According to the Institute of Finance & Management, only around 60 percent of organizations have fewer invoices duplicates than about one percent of their total; with the rest experiencing anywhere from one to more than five percent, depending on their automation and centralization. I think we may be underestimating that figure. Here’s why.
Modern invoice automation systems have the ability to suss out and halt payment on duplicate spend. These systems often look for two invoices with the same invoice number and sometimes look for invoices of the same amount by the same supplier. I’m sure this process goes a long way in catching errors, but there’s a whole swath of duplicates it doesn’t catch. Here are five that our platform’s AI caught that will surprise you.
Duplicate payments to the same supplier, but under different names
Many enterprises do business with multiple supplier divisions, but they don’t expect to be billed for the very same purchase by each of those divisions. That’s just what happened to one of our customers. The company received duplicate invoices for the same deliverables –– one from the supplier’s division whose name ends with “Inc.” and the other from an international division whose name ends with “GmbH.”

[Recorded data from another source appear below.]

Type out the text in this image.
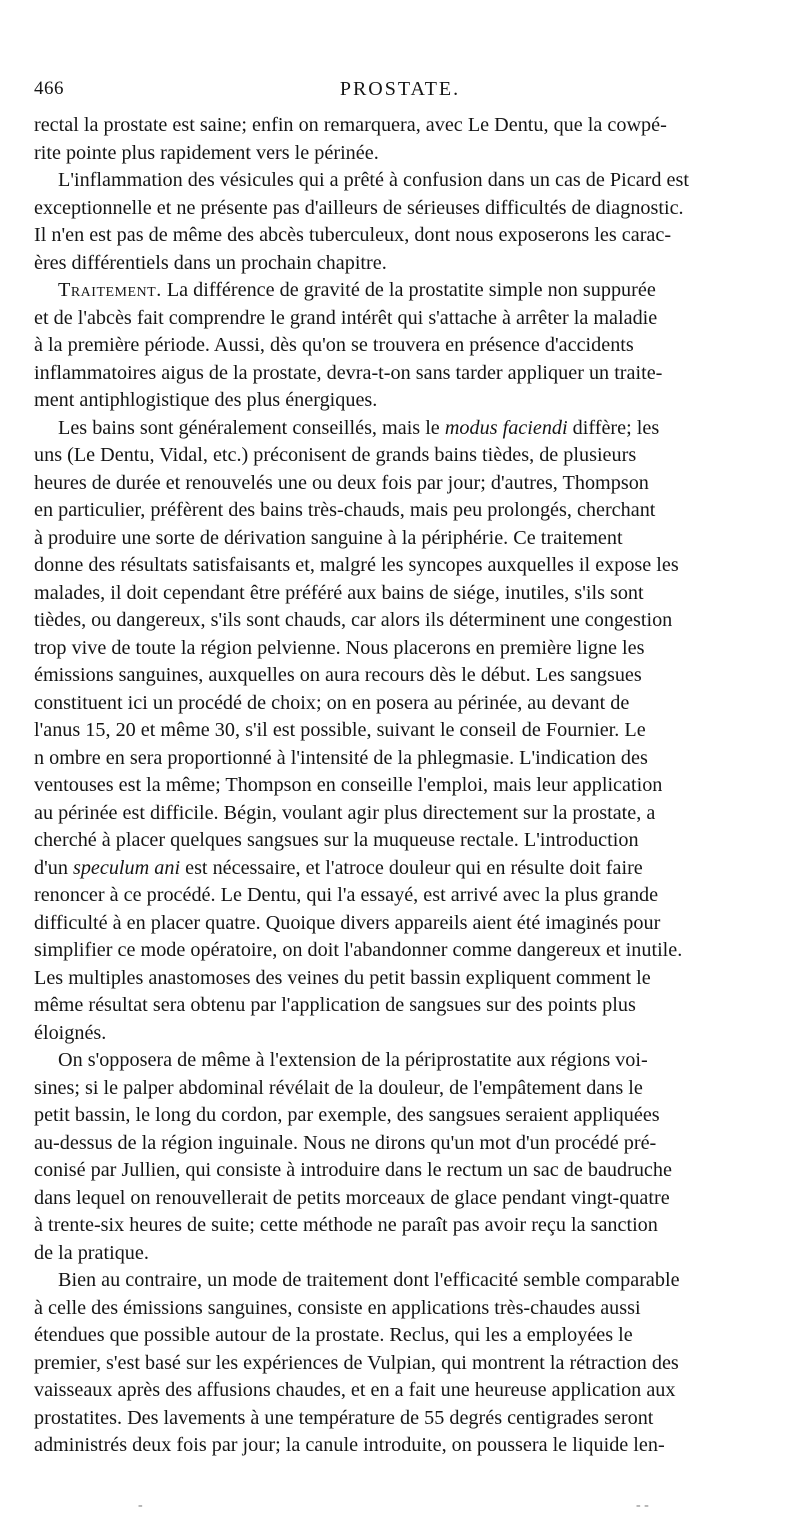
466	PROSTATE.
rectal la prostate est saine; enfin on remarquera, avec Le Dentu, que la cowpé-
rite pointe plus rapidement vers le périnée.
L'inflammation des vésicules qui a prêté à confusion dans un cas de Picard est
exceptionnelle et ne présente pas d'ailleurs de sérieuses difficultés de diagnostic.
Il n'en est pas de même des abcès tuberculeux, dont nous exposerons les carac-
ères différentiels dans un prochain chapitre.
Traitement. La différence de gravité de la prostatite simple non suppurée
et de l'abcès fait comprendre le grand intérêt qui s'attache à arrêter la maladie
à la première période. Aussi, dès qu'on se trouvera en présence d'accidents
inflammatoires aigus de la prostate, devra-t-on sans tarder appliquer un traite-
ment antiphlogistique des plus énergiques.
Les bains sont généralement conseillés, mais le modus faciendi diffère; les
uns (Le Dentu, Vidal, etc.) préconisent de grands bains tièdes, de plusieurs
heures de durée et renouvelés une ou deux fois par jour; d'autres, Thompson
en particulier, préfèrent des bains très-chauds, mais peu prolongés, cherchant
à produire une sorte de dérivation sanguine à la périphérie. Ce traitement
donne des résultats satisfaisants et, malgré les syncopes auxquelles il expose les
malades, il doit cependant être préféré aux bains de siége, inutiles, s'ils sont
tièdes, ou dangereux, s'ils sont chauds, car alors ils déterminent une congestion
trop vive de toute la région pelvienne. Nous placerons en première ligne les
émissions sanguines, auxquelles on aura recours dès le début. Les sangsues
constituent ici un procédé de choix; on en posera au périnée, au devant de
l'anus 15, 20 et même 30, s'il est possible, suivant le conseil de Fournier. Le
n ombre en sera proportionné à l'intensité de la phlegmasie. L'indication des
ventouses est la même; Thompson en conseille l'emploi, mais leur application
au périnée est difficile. Bégin, voulant agir plus directement sur la prostate, a
cherché à placer quelques sangsues sur la muqueuse rectale. L'introduction
d'un speculum ani est nécessaire, et l'atroce douleur qui en résulte doit faire
renoncer à ce procédé. Le Dentu, qui l'a essayé, est arrivé avec la plus grande
difficulté à en placer quatre. Quoique divers appareils aient été imaginés pour
simplifier ce mode opératoire, on doit l'abandonner comme dangereux et inutile.
Les multiples anastomoses des veines du petit bassin expliquent comment le
même résultat sera obtenu par l'application de sangsues sur des points plus
éloignés.
On s'opposera de même à l'extension de la périprostatite aux régions voi-
sines; si le palper abdominal révélait de la douleur, de l'empâtement dans le
petit bassin, le long du cordon, par exemple, des sangsues seraient appliquées
au-dessus de la région inguinale. Nous ne dirons qu'un mot d'un procédé pré-
conisé par Jullien, qui consiste à introduire dans le rectum un sac de baudruche
dans lequel on renouvellerait de petits morceaux de glace pendant vingt-quatre
à trente-six heures de suite; cette méthode ne paraît pas avoir reçu la sanction
de la pratique.
Bien au contraire, un mode de traitement dont l'efficacité semble comparable
à celle des émissions sanguines, consiste en applications très-chaudes aussi
étendues que possible autour de la prostate. Reclus, qui les a employées le
premier, s'est basé sur les expériences de Vulpian, qui montrent la rétraction des
vaisseaux après des affusions chaudes, et en a fait une heureuse application aux
prostatites. Des lavements à une température de 55 degrés centigrades seront
administrés deux fois par jour; la canule introduite, on poussera le liquide len-
-	- -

Duplicate payments to the same supplier but with different names for YOUR company
Besides multiple supplier divisions creating confusion in the AP process, enterprises themselves can have multiple purchasing divisions that can cause confusion. One of our enterprise customers received duplicate invoices for the same deliverables to two different divisions in the organization. Since each division has its own AP organization and approvals process, the organization would not have noticed the duplicate.
Payments that add up to an amount and then one big payment of that same amount
One thing our AI sometimes finds in our customers’ invoice automation systems is a supplier that sends multiple invoices during a period and then a cumulative invoice for that period. For example, the supplier may send three invoices, one for $8,500, one for $4,000, and one for $13,200 during a quarter and then a quarter-end invoice for $25,700. Whereas some invoice automation systems will not recognize that as a duplicate, our AI flags it as high risk.

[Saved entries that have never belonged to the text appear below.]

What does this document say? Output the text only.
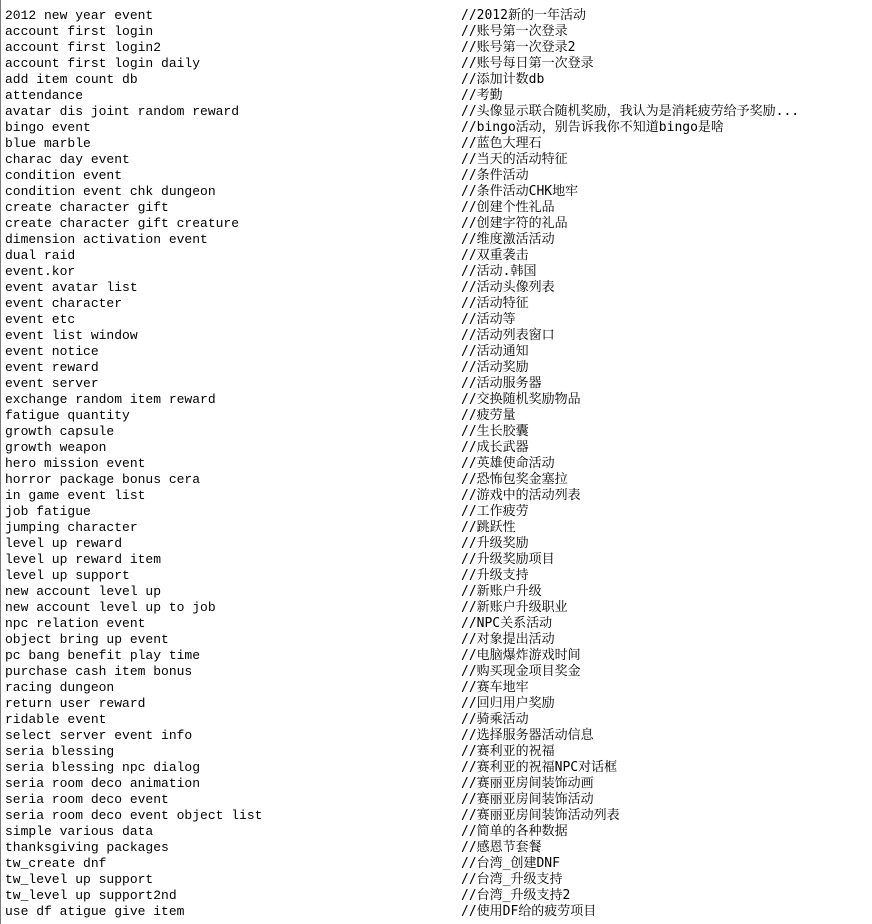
2012 new year event	//2012新的一年活动
account first login	//账号第一次登录
account first login2	//账号第一次登录2
account first login daily	//账号每日第一次登录
add item count db	//添加计数db
attendance	//考勤
avatar dis joint random reward	//头像显示联合随机奖励，我认为是消耗疲劳给予奖励...
bingo event	//bingo活动，别告诉我你不知道bingo是啥
blue marble	//蓝色大理石
charac day event	//当天的活动特征
condition event	//条件活动
condition event chk dungeon	//条件活动CHK地牢
create character gift	//创建个性礼品
create character gift creature	//创建字符的礼品
dimension activation event	//维度激活活动
dual raid	//双重袭击
event.kor	//活动.韩国
event avatar list	//活动头像列表
event character	//活动特征
event etc	//活动等
event list window	//活动列表窗口
event notice	//活动通知
event reward	//活动奖励
event server	//活动服务器
exchange random item reward	//交换随机奖励物品
fatigue quantity	//疲劳量
growth capsule	//生长胶囊
growth weapon	//成长武器
hero mission event	//英雄使命活动
horror package bonus cera	//恐怖包奖金塞拉
in game event list	//游戏中的活动列表
job fatigue	//工作疲劳
jumping character	//跳跃性
level up reward	//升级奖励
level up reward item	//升级奖励项目
level up support	//升级支持
new account level up	//新账户升级
new account level up to job	//新账户升级职业
npc relation event	//NPC关系活动
object bring up event	//对象提出活动
pc bang benefit play time	//电脑爆炸游戏时间
purchase cash item bonus	//购买现金项目奖金
racing dungeon	//赛车地牢
return user reward	//回归用户奖励
ridable event	//骑乘活动
select server event info	//选择服务器活动信息
seria blessing	//赛利亚的祝福
seria blessing npc dialog	//赛利亚的祝福NPC对话框
seria room deco animation	//赛丽亚房间装饰动画
seria room deco event	//赛丽亚房间装饰活动
seria room deco event object list	//赛丽亚房间装饰活动列表
simple various data	//简单的各种数据
thanksgiving packages	//感恩节套餐
tw_create dnf	//台湾_创建DNF
tw_level up support	//台湾_升级支持
tw_level up support2nd	//台湾_升级支持2
use df atigue give item	//使用DF给的疲劳项目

Duplicate payments between two invoice automation systems
Despite their best efforts to streamline operations, many enterprises have a smattering of back-office systems. This comes with the territory in large organizations, and results from company mergers, decentralized organizations, and staged upgrades. So, when these duplicate invoices hit two different systems, the organization may never know it. Our AI platform integrates with multiple invoice automation systems, and flags duplicates regardless of which system they’re in.

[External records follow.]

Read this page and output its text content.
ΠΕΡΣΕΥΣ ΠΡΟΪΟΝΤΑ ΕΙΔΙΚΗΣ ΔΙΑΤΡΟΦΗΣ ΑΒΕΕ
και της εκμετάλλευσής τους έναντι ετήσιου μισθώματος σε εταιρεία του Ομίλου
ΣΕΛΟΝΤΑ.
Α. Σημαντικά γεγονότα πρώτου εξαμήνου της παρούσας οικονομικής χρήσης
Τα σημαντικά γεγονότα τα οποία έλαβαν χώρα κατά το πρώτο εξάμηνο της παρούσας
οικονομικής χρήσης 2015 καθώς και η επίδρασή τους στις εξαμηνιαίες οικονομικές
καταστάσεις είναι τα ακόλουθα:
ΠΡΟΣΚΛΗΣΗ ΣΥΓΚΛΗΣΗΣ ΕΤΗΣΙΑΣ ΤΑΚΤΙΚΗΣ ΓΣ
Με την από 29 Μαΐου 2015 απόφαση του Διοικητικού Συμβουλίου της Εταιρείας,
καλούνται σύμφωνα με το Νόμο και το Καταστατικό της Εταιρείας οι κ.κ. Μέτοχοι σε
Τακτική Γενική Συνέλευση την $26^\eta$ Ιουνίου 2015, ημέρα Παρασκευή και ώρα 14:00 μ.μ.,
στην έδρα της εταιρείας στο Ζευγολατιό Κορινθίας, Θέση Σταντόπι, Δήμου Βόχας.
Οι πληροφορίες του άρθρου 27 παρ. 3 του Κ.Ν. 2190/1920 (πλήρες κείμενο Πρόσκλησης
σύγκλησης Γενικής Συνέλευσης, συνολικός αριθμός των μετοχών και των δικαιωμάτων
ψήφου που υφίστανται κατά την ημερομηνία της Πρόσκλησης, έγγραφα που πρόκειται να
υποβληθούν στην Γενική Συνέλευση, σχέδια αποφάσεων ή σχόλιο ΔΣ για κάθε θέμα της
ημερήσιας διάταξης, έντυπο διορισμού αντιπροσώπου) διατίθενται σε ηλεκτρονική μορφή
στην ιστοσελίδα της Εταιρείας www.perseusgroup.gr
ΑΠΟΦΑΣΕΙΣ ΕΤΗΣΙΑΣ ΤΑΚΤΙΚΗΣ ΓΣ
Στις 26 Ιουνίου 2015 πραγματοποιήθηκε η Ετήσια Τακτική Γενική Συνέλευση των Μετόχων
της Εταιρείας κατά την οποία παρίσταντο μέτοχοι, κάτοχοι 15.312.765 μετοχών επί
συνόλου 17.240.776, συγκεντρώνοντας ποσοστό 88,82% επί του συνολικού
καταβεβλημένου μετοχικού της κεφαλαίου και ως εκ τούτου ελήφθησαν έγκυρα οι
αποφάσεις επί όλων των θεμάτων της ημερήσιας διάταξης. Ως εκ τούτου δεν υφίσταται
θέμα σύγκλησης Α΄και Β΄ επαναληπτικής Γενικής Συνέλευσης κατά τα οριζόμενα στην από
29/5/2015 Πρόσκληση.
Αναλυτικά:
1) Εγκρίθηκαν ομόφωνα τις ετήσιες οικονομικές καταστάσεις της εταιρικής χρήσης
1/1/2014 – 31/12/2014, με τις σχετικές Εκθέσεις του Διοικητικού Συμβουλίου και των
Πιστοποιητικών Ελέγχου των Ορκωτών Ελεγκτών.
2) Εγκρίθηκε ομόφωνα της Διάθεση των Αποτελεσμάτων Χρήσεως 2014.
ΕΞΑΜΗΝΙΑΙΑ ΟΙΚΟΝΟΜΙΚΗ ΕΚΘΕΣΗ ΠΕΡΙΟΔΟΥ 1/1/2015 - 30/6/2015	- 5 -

Duplicate “crossover” spend
Just as many enterprises don’t have visibility across the multiple invoice automation systems they have, they have even less visibility across their invoice automation and expense management systems. While uncommon, sometimes enterprises end up paying twice for the same service –– once via T&E reimbursement and again via accounts payable. In our latest State of AI in Business Spend report, we highlight one of the more egregious examples: a $45,000 invoice from a hotel for an event for which the company already reimbursed an employee through expense management.
When it comes to duplicate spend, AI takes an expansive view, looking across all back-office systems, identifying duplicate spend across multiple payments, and taking into consideration the multiple divisions within the purchasing organization and the supplying one.